Okay. And then last one for me is just historically, the bank has attacked new markets over time. Examples are Vermont, Maine, New Hampshire, now Connecticut. So first, maybe an update on those markets and the contribution of loan growth from the New England areas versus legacy Upstate New York? And then two, as we think about the path ahead, are there any other geographies that you envision entering organically at this point? And just curious about some of these strategic priorities for the franchise over the next year or two?

John Watt CEO

Sure. Let me take that one. Good question. I'll talk about the strategy, and then we'll give you a little bit of color on what's going on in New England, particularly. The disruption in New England continues and we're executing against it in Vermont, New Hampshire, Maine, particularly in Connecticut. We've been able to convert customers and hire bankers, and that initiative will continue this year and next year and on into the future.
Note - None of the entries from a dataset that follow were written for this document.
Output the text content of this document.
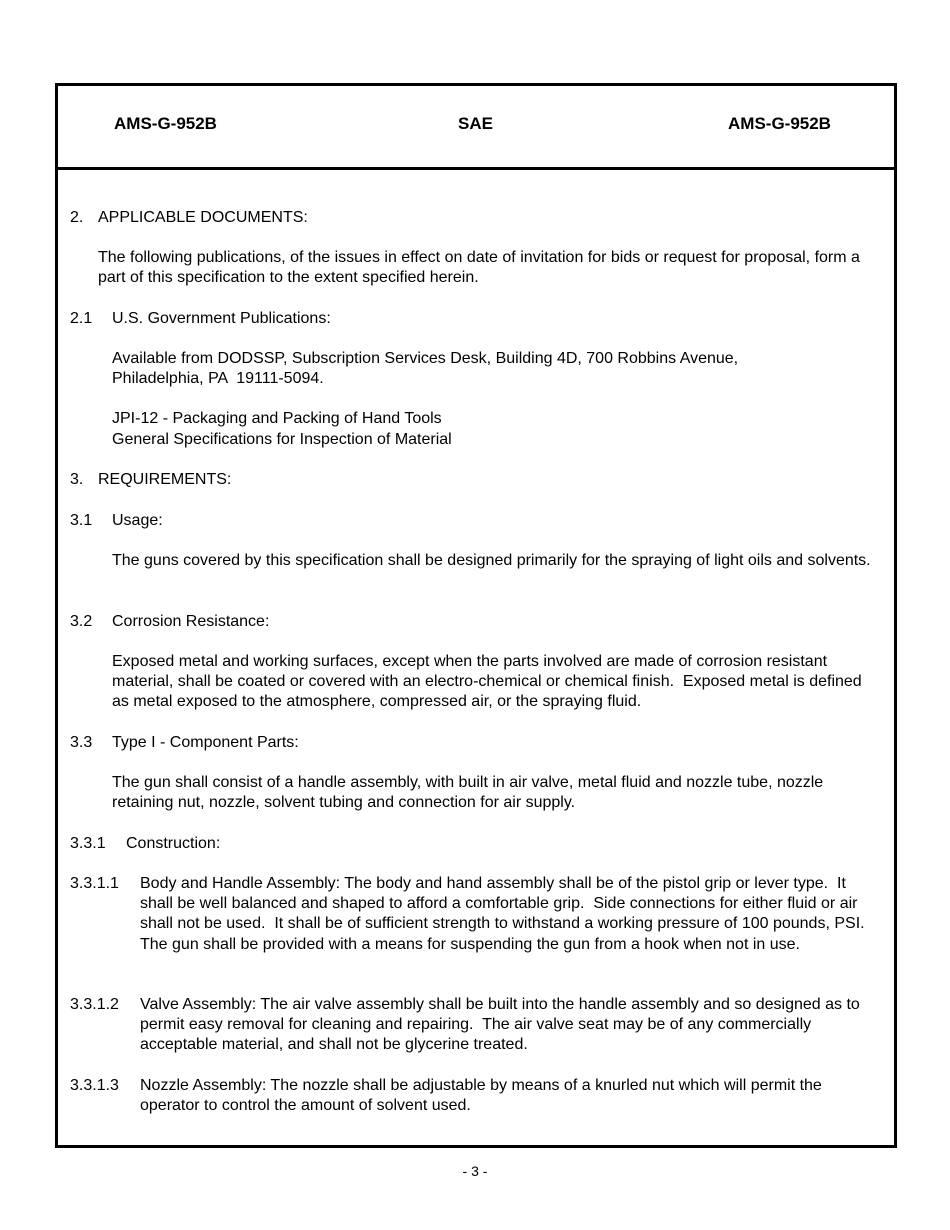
AMS-G-952B	SAE	AMS-G-952B
2. APPLICABLE DOCUMENTS:
The following publications, of the issues in effect on date of invitation for bids or request for proposal, form a part of this specification to the extent specified herein.
2.1 U.S. Government Publications:
Available from DODSSP, Subscription Services Desk, Building 4D, 700 Robbins Avenue,
Philadelphia, PA  19111-5094.
JPI-12 - Packaging and Packing of Hand Tools
General Specifications for Inspection of Material
3. REQUIREMENTS:
3.1 Usage:
The guns covered by this specification shall be designed primarily for the spraying of light oils and solvents.
3.2 Corrosion Resistance:
Exposed metal and working surfaces, except when the parts involved are made of corrosion resistant material, shall be coated or covered with an electro-chemical or chemical finish.  Exposed metal is defined as metal exposed to the atmosphere, compressed air, or the spraying fluid.
3.3 Type I - Component Parts:
The gun shall consist of a handle assembly, with built in air valve, metal fluid and nozzle tube, nozzle retaining nut, nozzle, solvent tubing and connection for air supply.
3.3.1 Construction:
3.3.1.1 Body and Handle Assembly: The body and hand assembly shall be of the pistol grip or lever type.  It shall be well balanced and shaped to afford a comfortable grip.  Side connections for either fluid or air shall not be used.  It shall be of sufficient strength to withstand a working pressure of 100 pounds, PSI.  The gun shall be provided with a means for suspending the gun from a hook when not in use.
3.3.1.2 Valve Assembly: The air valve assembly shall be built into the handle assembly and so designed as to permit easy removal for cleaning and repairing.  The air valve seat may be of any commercially acceptable material, and shall not be glycerine treated.
3.3.1.3 Nozzle Assembly: The nozzle shall be adjustable by means of a knurled nut which will permit the operator to control the amount of solvent used.
- 3 -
That will drive incremental growth in each one of those regions. As you know, we also consider in those markets in New England, the potential to partner with strategically aligned whole banks, and those dialogues also continue. If they will supplement our already stated growth strategies there, we'll engage. Conversations are always ongoing there. We've been thinking, Matt, where else we should invest outside of New England. I think there is a significant opportunity in the Lehigh Valley, for instance. We're actively engaged in that analysis, and there are several routes by which we could enter that market. Now that we've got the worst part of the pandemic behind us, we're able to do some more things to drive execution there. So keep an eye out on what's going on there with us. Traditionally, as you know, we've been focused to the east of Route 81 in New York State. However, from time to time, strategic opportunities present themselves in Western New York State. If and when one of those preferred opportunities present themselves, I think Scott talked about our capital position and our optionality, we have the ability to engage in those discussions as well. Just talking regionally from a growth perspective color in New England; 58% of the commercial originations in the fourth quarter came out of New England; Maine was 27% of that. I know the pipelines in several of those regions are robust. I think in Connecticut, we’ll continue to drive a whole bunch of singles and doubles, which is right in our wheelhouse. The more the uncertainty persists, the more accelerated the pace will be there. We're feeling pretty good about there; New Hampshire, Maine. It's a little bit more mature up in Burlington in terms of our effort there now over 10 years. We deal with the payoffs and amortization there. But still, there will be loan growth in Vermont as well. I hope that color is useful to you.

Speaker 6

Very much.

Thank you, Matt.

John Watt CEO

Good to talk to you.

Operator

Thank you. I'm not showing any further questions. I will now turn the call back to John Watt for his closing remarks.

John Watt CEO

Well, again, thank you all for participating today, and we appreciate your interest in NBT and look forward to interacting in the future, perhaps in a warmer climate. Thanks, everybody. Have a good day.

Thank you.

Operator

Thank you. This concludes our program. You may disconnect. Have a great day.